Bravo has issued a response after "Real Housewives of New York City" alum Bethenny Frankel teamed with top entertainment lawyers Bryan Freedman and Mark Geragos to call out the network for its alleged exploitation of reality TV stars.

While striking actors and writers are taking to the picket lines about a variety of issues, Frankel is shining the spotlight on reality TV personalities, who aren't recognized by any unions — yet.

“Something has to change because the current system is broken,” Geragos told Variety, while Frankel has suggested that reality stars form their own union.

In early August, Freedman and Geragos sent a litigation hold notice to Bravo's parent company, NBCUniversal, warning that the “day of reckoning” had arrived, alleging that the network's reality stars had suffered “grotesque and depraved mistreatment,” including being denied requests for mental health treatment, encouraging cast members of series to excessively consume alcohol during filming while depriving them of sleep,  exploiting minors by not compensating them for onscreen appearances, and the "draconian" NDAs they've been forced to sign.

“We are left with the inescapable conclusion that NBC and its production partners are grappling with systemic rot for which sunlight is the first necessary remedial measure,” Freedman wrote in a subsequent letter to NBCUniversal. “To date, that has been impossible owing to the draconian terms of NBC’s contracts with its cast and crew, which contain onerous confidentiality provisions coupled with ruinous penalties for breach. To ensure silence, NBC has been wielding these contractual terms like a sword.”

However, the network insists that NDAs are standard, and are not intended to shut up Bravo stars, but merely protect storylines from leaking.

“Confidentiality clauses are standard practice in reality programming to prevent disclosure of storylines prior to air. They are not intended to prevent disclosure by cast and crew of unlawful acts in the workplace, and they have not been enforced in that manner,” a Bravo spokesperson tolld Variety.

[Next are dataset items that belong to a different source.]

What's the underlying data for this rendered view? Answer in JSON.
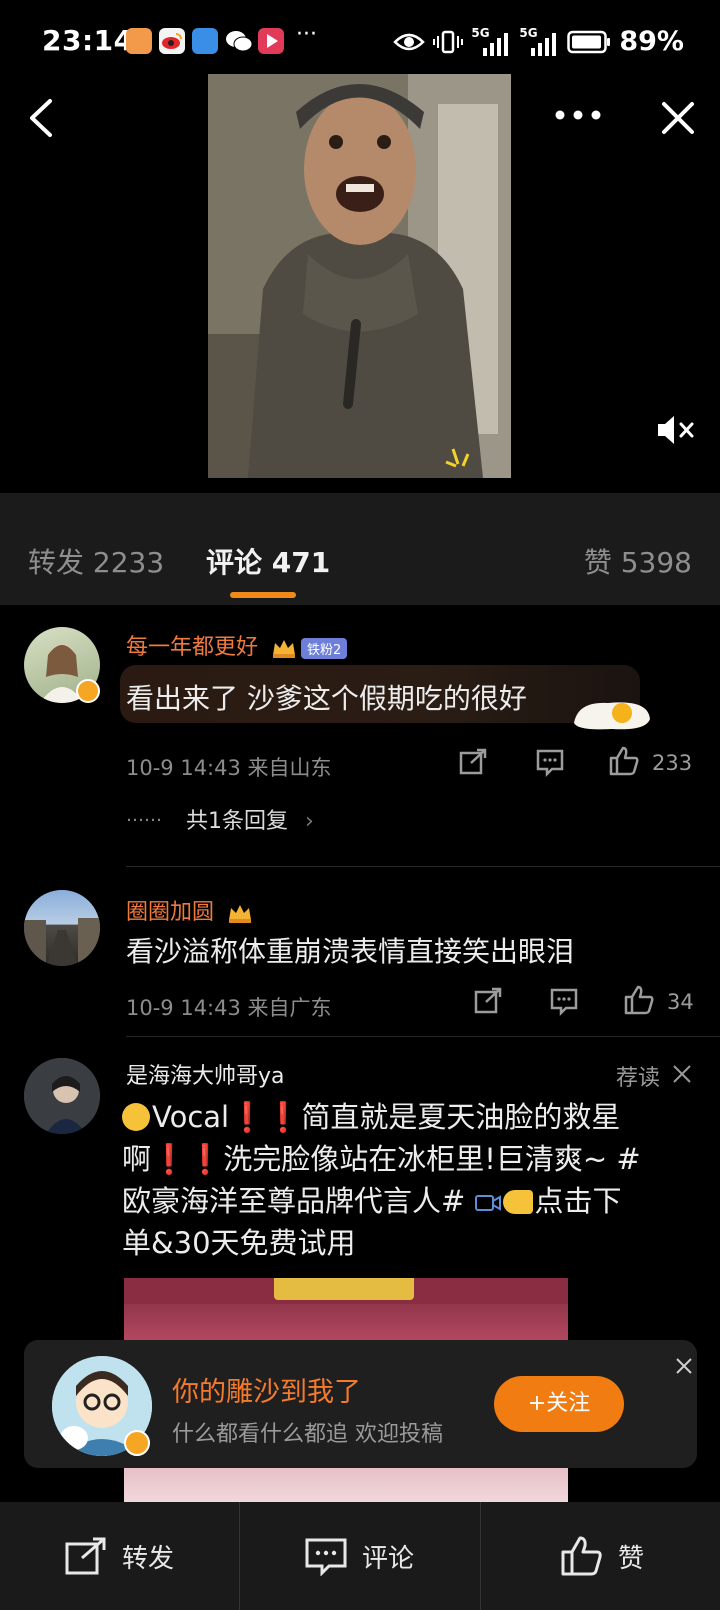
{
  "status_bar": {
    "time": "23:14",
    "more": "···",
    "battery": "89%",
    "network_1": "5G",
    "network_2": "5G"
  },
  "tabs": {
    "repost_label": "转发 2233",
    "comment_label": "评论 471",
    "like_label": "赞 5398"
  },
  "comments": [
    {
      "name": "每一年都更好",
      "fan_badge": "铁粉2",
      "text": "看出来了 沙爹这个假期吃的很好",
      "meta": "10-9 14:43 来自山东",
      "likes": "233",
      "replies": "共1条回复",
      "ellipsis": "……"
    },
    {
      "name": "圈圈加圆",
      "text": "看沙溢称体重崩溃表情直接笑出眼泪",
      "meta": "10-9 14:43 来自广东",
      "likes": "34"
    },
    {
      "name": "是海海大帅哥ya",
      "tag": "荐读",
      "text_lines": [
        "Vocal❗❗简直就是夏天油脸的救星",
        "啊❗❗洗完脸像站在冰柜里!巨清爽~ #",
        "欧豪海洋至尊品牌代言人# ",
        "单&30天免费试用"
      ],
      "text_line3_tail": "点击下"
    }
  ],
  "popup": {
    "title": "你的雕沙到我了",
    "subtitle": "什么都看什么都追 欢迎投稿",
    "follow_label": "+关注"
  },
  "bottom_bar": {
    "repost": "转发",
    "comment": "评论",
    "like": "赞"
  },
  "colors": {
    "accent": "#f08a18",
    "username": "#f07a3e",
    "background": "#000000"
  }
}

“To be clear: any current or former cast or crew is free to discuss and disclose any allegedly unlawful acts in the workplace, such as harassment or discrimination, or any other conduct they have reason to believe is inappropriate," the spokesperson continued. "We are also working with our third party production companies to remind all cast and crew that they are encouraged to report any such concerns through the channels made available by the production company so concerns can be promptly addressed.”